The union also wants the threat of job losses, which it said was currently hanging over another 12 temporary staff, to be lifted.
The union said it was seeking an agreement that the posts would be made permanent. It said it also wanted to see “the filling of vacant health and social care professional posts, where staff shortages have soared by nearly 30 percent this year”.
The industrial action is not expected to have a direct impact on patients.
Fórsa also said on Wednesday that it was concerned at growing shortages of health and social care professionals at Our Lady of Lourdes hospital which, it maintained, were undermining hospital capacity. It said health and social care professionals included pharmacy staff, dietitians, physiotherapists, occupational therapists and speech and language therapists, as well as cardiology and respiratory specialists.
The union says the recent expansion of beds at the hospital had exacerbated pharmacy staff shortages. It said these had jumped by 40 per cent since April.
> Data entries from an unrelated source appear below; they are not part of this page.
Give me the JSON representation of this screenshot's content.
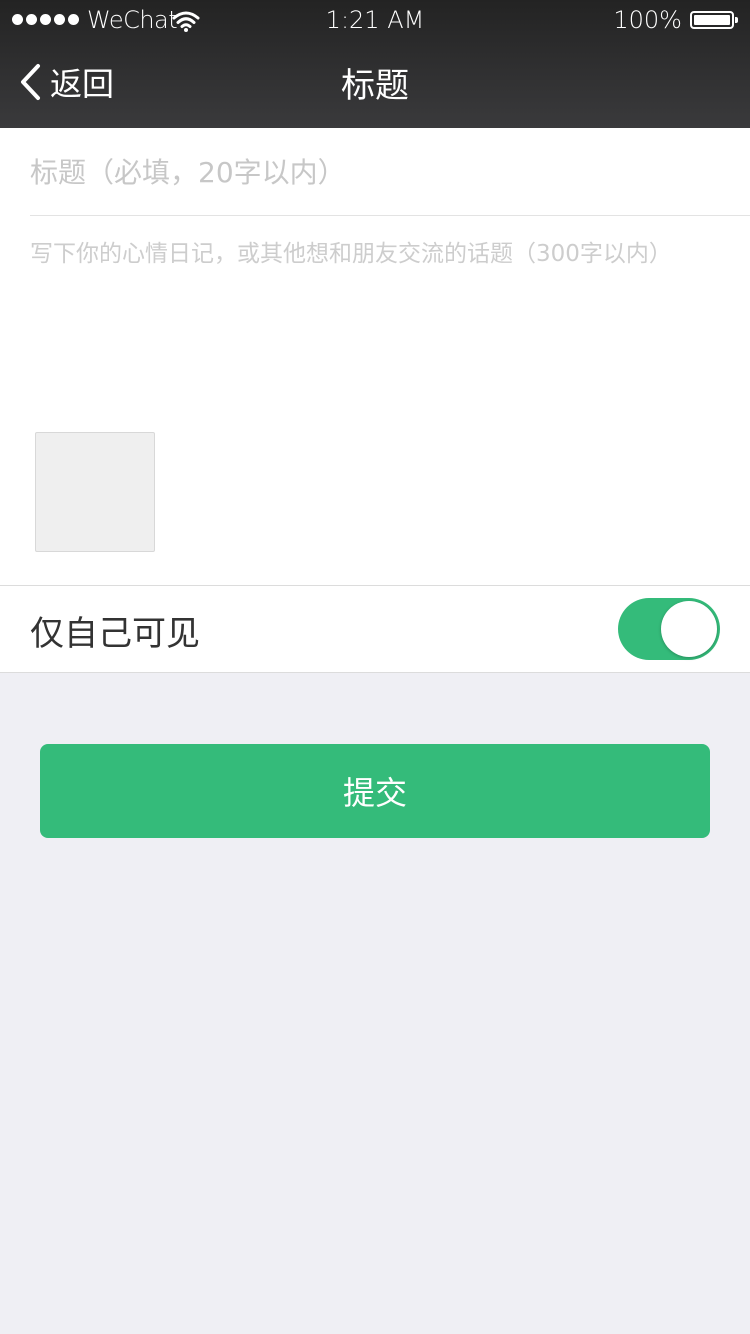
{
  "status_bar": {
    "carrier": "WeChat",
    "time": "1:21 AM",
    "battery": "100%",
    "signal_bars": 5,
    "battery_level": 1.0
  },
  "nav": {
    "back_label": "返回",
    "title": "标题"
  },
  "form": {
    "title_placeholder": "标题（必填，20字以内）",
    "title_value": "",
    "content_placeholder": "写下你的心情日记，或其他想和朋友交流的话题（300字以内）",
    "content_value": ""
  },
  "privacy": {
    "label": "仅自己可见",
    "toggle_on": true
  },
  "submit_label": "提交",
  "colors": {
    "accent": "#34bb7a",
    "background": "#efeff4",
    "nav_bar": "#2c2c2e"
  }
}
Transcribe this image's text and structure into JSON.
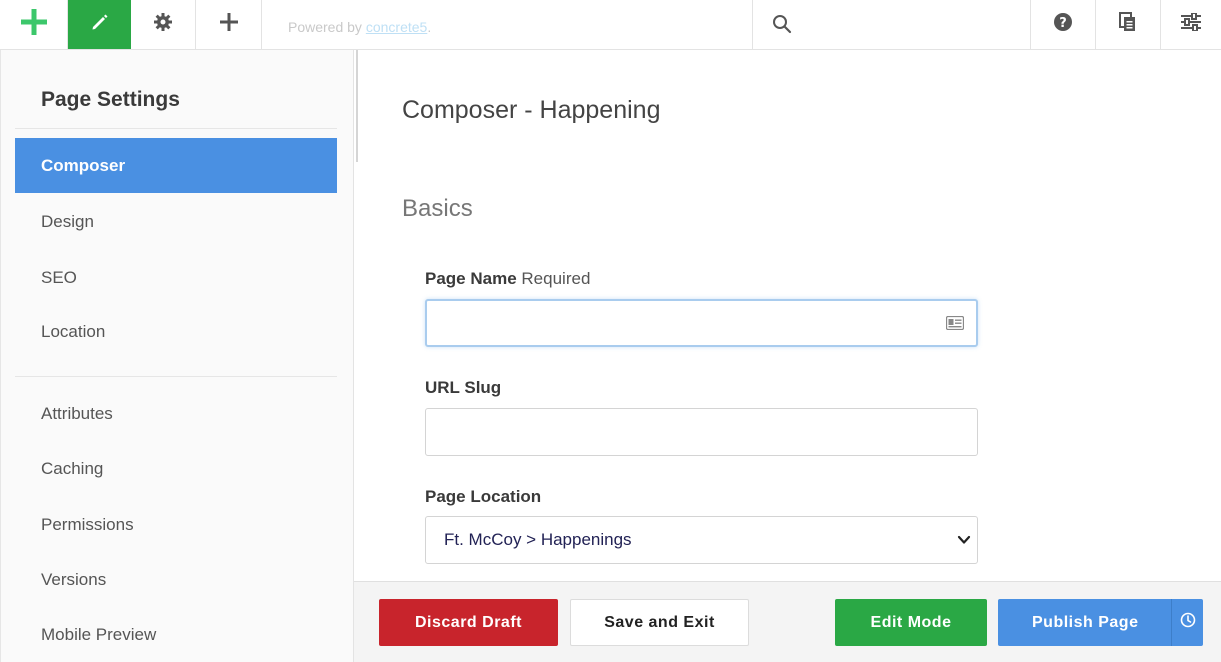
{
  "toolbar": {
    "powered_prefix": "Powered by ",
    "powered_link": "concrete5",
    "powered_suffix": ".",
    "search_placeholder": "",
    "accent_green": "#2aa845"
  },
  "sidebar": {
    "title": "Page Settings",
    "items": [
      {
        "label": "Composer",
        "active": true
      },
      {
        "label": "Design"
      },
      {
        "label": "SEO"
      },
      {
        "label": "Location"
      },
      {
        "label": "Attributes"
      },
      {
        "label": "Caching"
      },
      {
        "label": "Permissions"
      },
      {
        "label": "Versions"
      },
      {
        "label": "Mobile Preview"
      }
    ]
  },
  "main": {
    "title": "Composer - Happening",
    "section": "Basics",
    "fields": {
      "page_name_label": "Page Name",
      "page_name_required": "Required",
      "page_name_value": "",
      "url_slug_label": "URL Slug",
      "url_slug_value": "",
      "page_location_label": "Page Location",
      "page_location_value": "Ft. McCoy > Happenings"
    }
  },
  "footer": {
    "discard": "Discard Draft",
    "save_exit": "Save and Exit",
    "edit_mode": "Edit Mode",
    "publish": "Publish Page"
  },
  "icons": [
    "plus-logo-icon",
    "pencil-icon",
    "gear-icon",
    "plus-icon",
    "search-icon",
    "help-icon",
    "pages-icon",
    "sliders-icon",
    "card-icon",
    "chevron-down-icon",
    "clock-icon"
  ]
}
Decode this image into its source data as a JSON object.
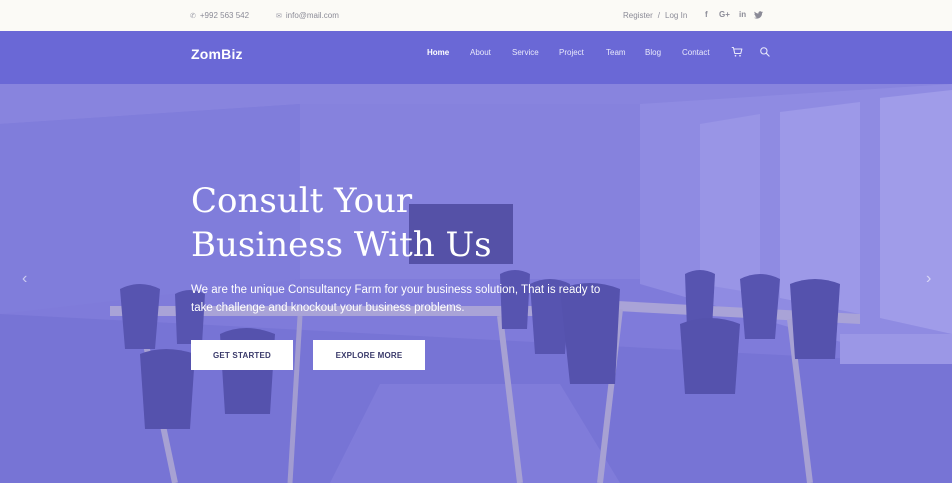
{
  "topbar": {
    "phone": "+992 563 542",
    "email": "info@mail.com",
    "register": "Register",
    "separator": "/",
    "login": "Log In",
    "social": {
      "facebook": "f",
      "google": "G+",
      "linkedin": "in"
    }
  },
  "nav": {
    "brand": "ZomBiz",
    "items": [
      "Home",
      "About",
      "Service",
      "Project",
      "Team",
      "Blog",
      "Contact"
    ]
  },
  "hero": {
    "title_line1": "Consult Your",
    "title_line2": "Business With Us",
    "text": "We are the unique Consultancy Farm for your business solution, That is ready to take challenge and knockout your business problems.",
    "btn_start": "GET STARTED",
    "btn_explore": "EXPLORE MORE",
    "arrow_left": "‹",
    "arrow_right": "›"
  },
  "colors": {
    "accent": "#6a68d6",
    "topbar": "#fbfaf6"
  }
}
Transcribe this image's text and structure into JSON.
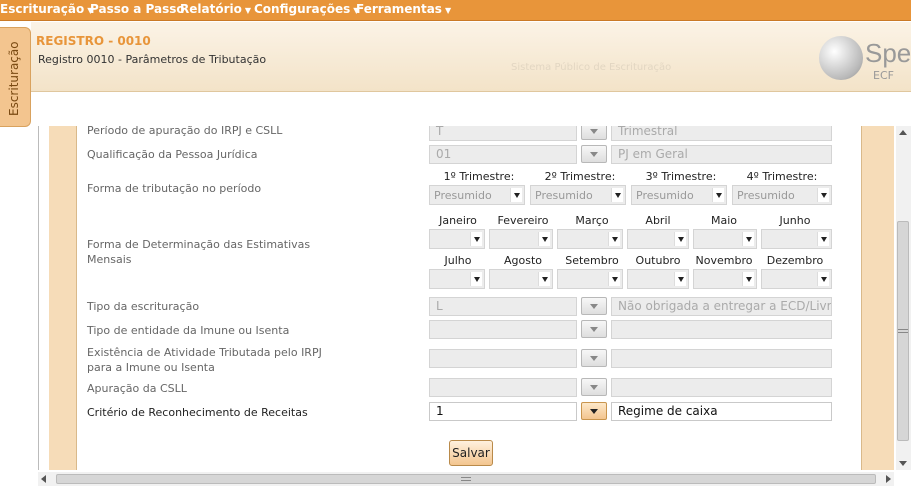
{
  "menu": {
    "items": [
      {
        "label": "Escrituração",
        "caret": "▼"
      },
      {
        "label": "Passo a Passo",
        "caret": ""
      },
      {
        "label": "Relatório",
        "caret": "▼"
      },
      {
        "label": "Configurações",
        "caret": "▼"
      },
      {
        "label": "Ferramentas",
        "caret": "▼"
      }
    ]
  },
  "side_tab": {
    "label": "Escrituração"
  },
  "header": {
    "title": "REGISTRO - 0010",
    "subtitle": "Registro 0010 - Parâmetros de Tributação",
    "watermark": "Sistema Público de Escrituração",
    "logo_main": "Spe",
    "logo_sub": "ECF"
  },
  "form": {
    "periodo": {
      "label": "Período de apuração do IRPJ e CSLL",
      "code": "T",
      "desc": "Trimestral"
    },
    "qualificacao": {
      "label": "Qualificação da Pessoa Jurídica",
      "code": "01",
      "desc": "PJ em Geral"
    },
    "forma_tributacao": {
      "label": "Forma de tributação no período",
      "quarters": [
        {
          "head": "1º Trimestre:",
          "value": "Presumido"
        },
        {
          "head": "2º Trimestre:",
          "value": "Presumido"
        },
        {
          "head": "3º Trimestre:",
          "value": "Presumido"
        },
        {
          "head": "4º Trimestre:",
          "value": "Presumido"
        }
      ]
    },
    "estimativas": {
      "label_line1": "Forma de Determinação das Estimativas",
      "label_line2": "Mensais",
      "months_row1": [
        "Janeiro",
        "Fevereiro",
        "Março",
        "Abril",
        "Maio",
        "Junho"
      ],
      "months_row2": [
        "Julho",
        "Agosto",
        "Setembro",
        "Outubro",
        "Novembro",
        "Dezembro"
      ]
    },
    "tipo_escrituracao": {
      "label": "Tipo da escrituração",
      "code": "L",
      "desc": "Não obrigada a entregar a ECD/Livro C"
    },
    "tipo_entidade": {
      "label": "Tipo de entidade da Imune ou Isenta",
      "code": "",
      "desc": ""
    },
    "atividade_tributada": {
      "label_line1": "Existência de Atividade Tributada pelo IRPJ",
      "label_line2": "para a Imune ou Isenta",
      "code": "",
      "desc": ""
    },
    "apuracao_csll": {
      "label": "Apuração da CSLL",
      "code": "",
      "desc": ""
    },
    "criterio_receitas": {
      "label": "Critério de Reconhecimento de Receitas",
      "code": "1",
      "desc": "Regime de caixa"
    },
    "save_label": "Salvar"
  },
  "colors": {
    "accent": "#e8953a",
    "rail": "#f6dcb8",
    "title": "#e8953a"
  }
}
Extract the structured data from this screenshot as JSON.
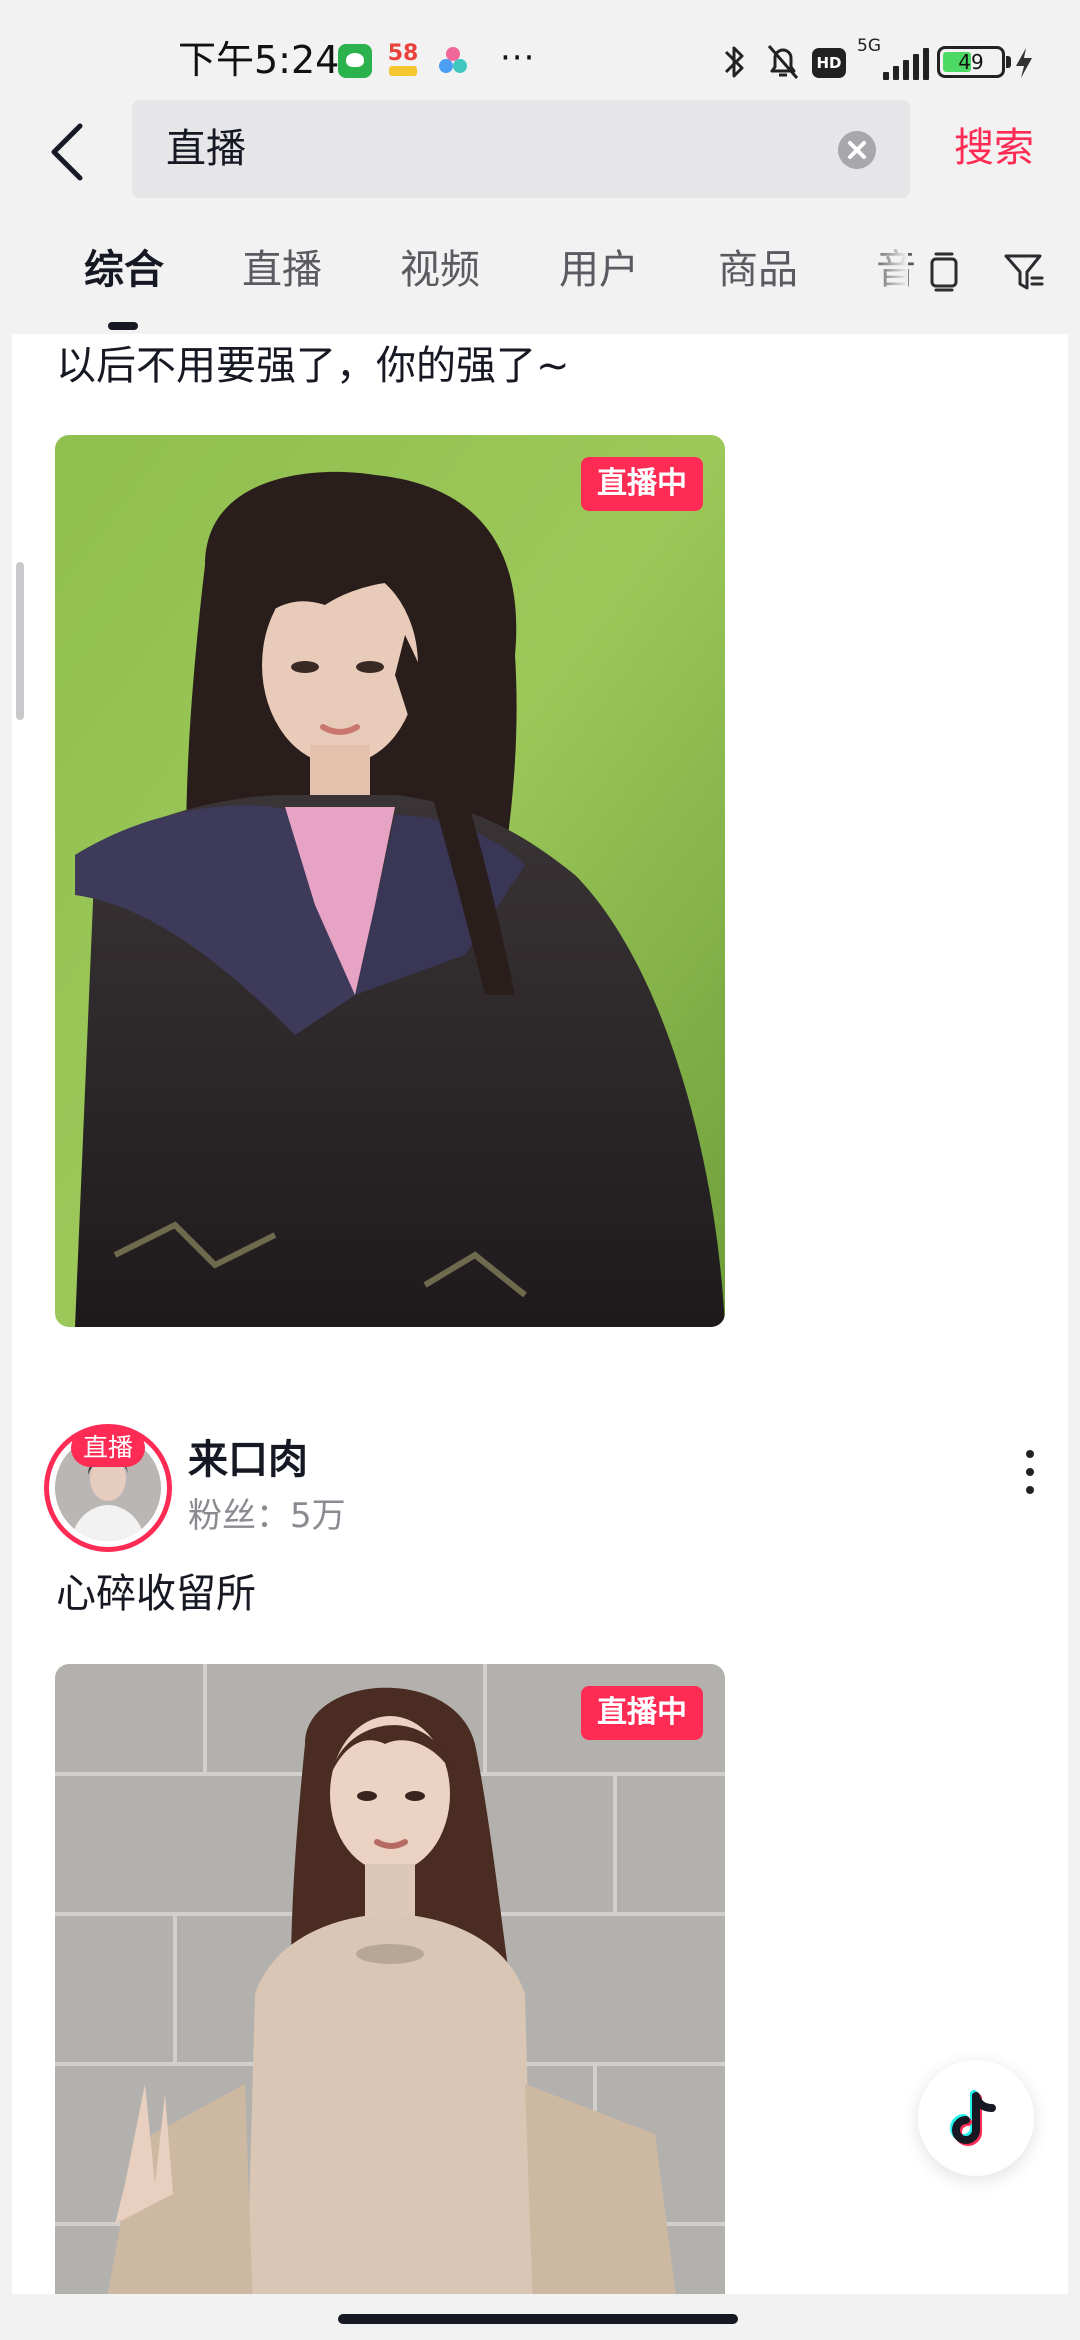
{
  "status_bar": {
    "time": "下午5:24",
    "notif_58": "58",
    "more": "···",
    "network": "5G",
    "hd": "HD",
    "battery": "49"
  },
  "search": {
    "query": "直播",
    "submit_label": "搜索"
  },
  "tabs": [
    {
      "label": "综合",
      "active": true
    },
    {
      "label": "直播",
      "active": false
    },
    {
      "label": "视频",
      "active": false
    },
    {
      "label": "用户",
      "active": false
    },
    {
      "label": "商品",
      "active": false
    },
    {
      "label": "音",
      "active": false
    }
  ],
  "feed": {
    "items": [
      {
        "caption": "以后不用要强了，你的强了~",
        "live_tag": "直播中"
      },
      {
        "author": {
          "name": "来口肉",
          "fans": "粉丝：5万",
          "live_badge": "直播"
        },
        "caption": "心碎收留所",
        "live_tag": "直播中"
      }
    ]
  },
  "colors": {
    "accent": "#fe2c55",
    "text": "#161823",
    "muted": "#8a8b91"
  }
}
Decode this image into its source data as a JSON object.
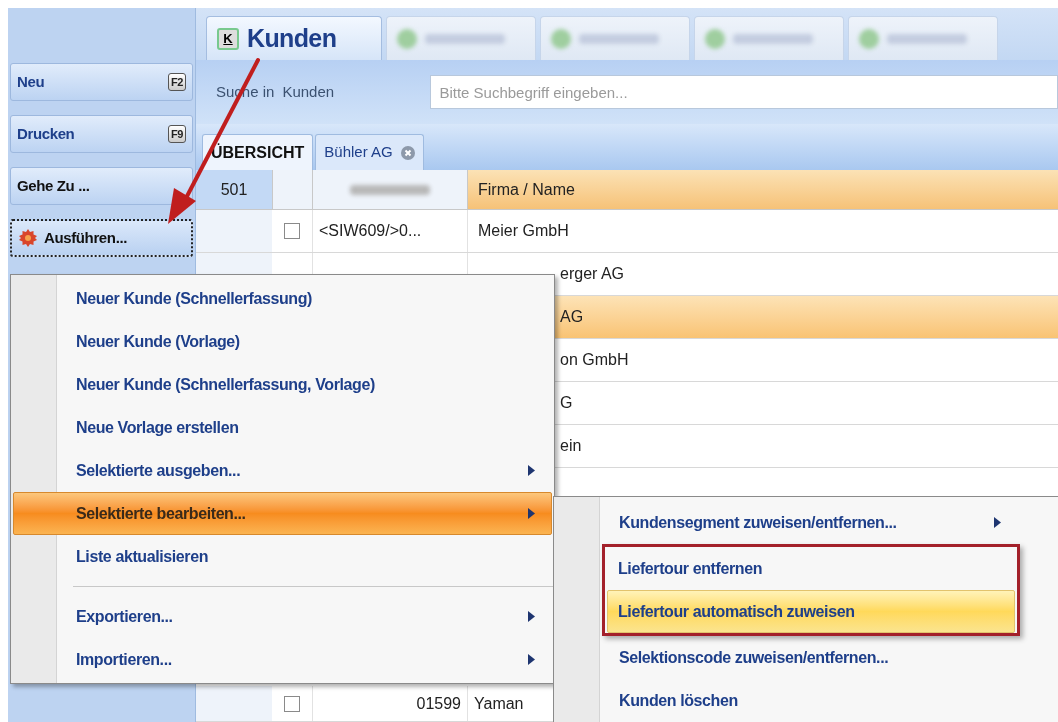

Fórsa official Barry Cunningham said the continuing and growing staff shortages, and management's failure to respond to them, were actively undermining hospital services for the entire region.
“Senior managers at the hospital have adopted the ostrich strategy, sticking their heads in the sand and hoping this growing problem will go away. That’s not good enough for staff or patients, who deserve to see the full benefits of the recent €30 million investment in the hospital. This welcome investment has provided new wards and theatres, but not the staff required to deliver the full range of services. It’s just empty corridors and under-used equipment,” he said.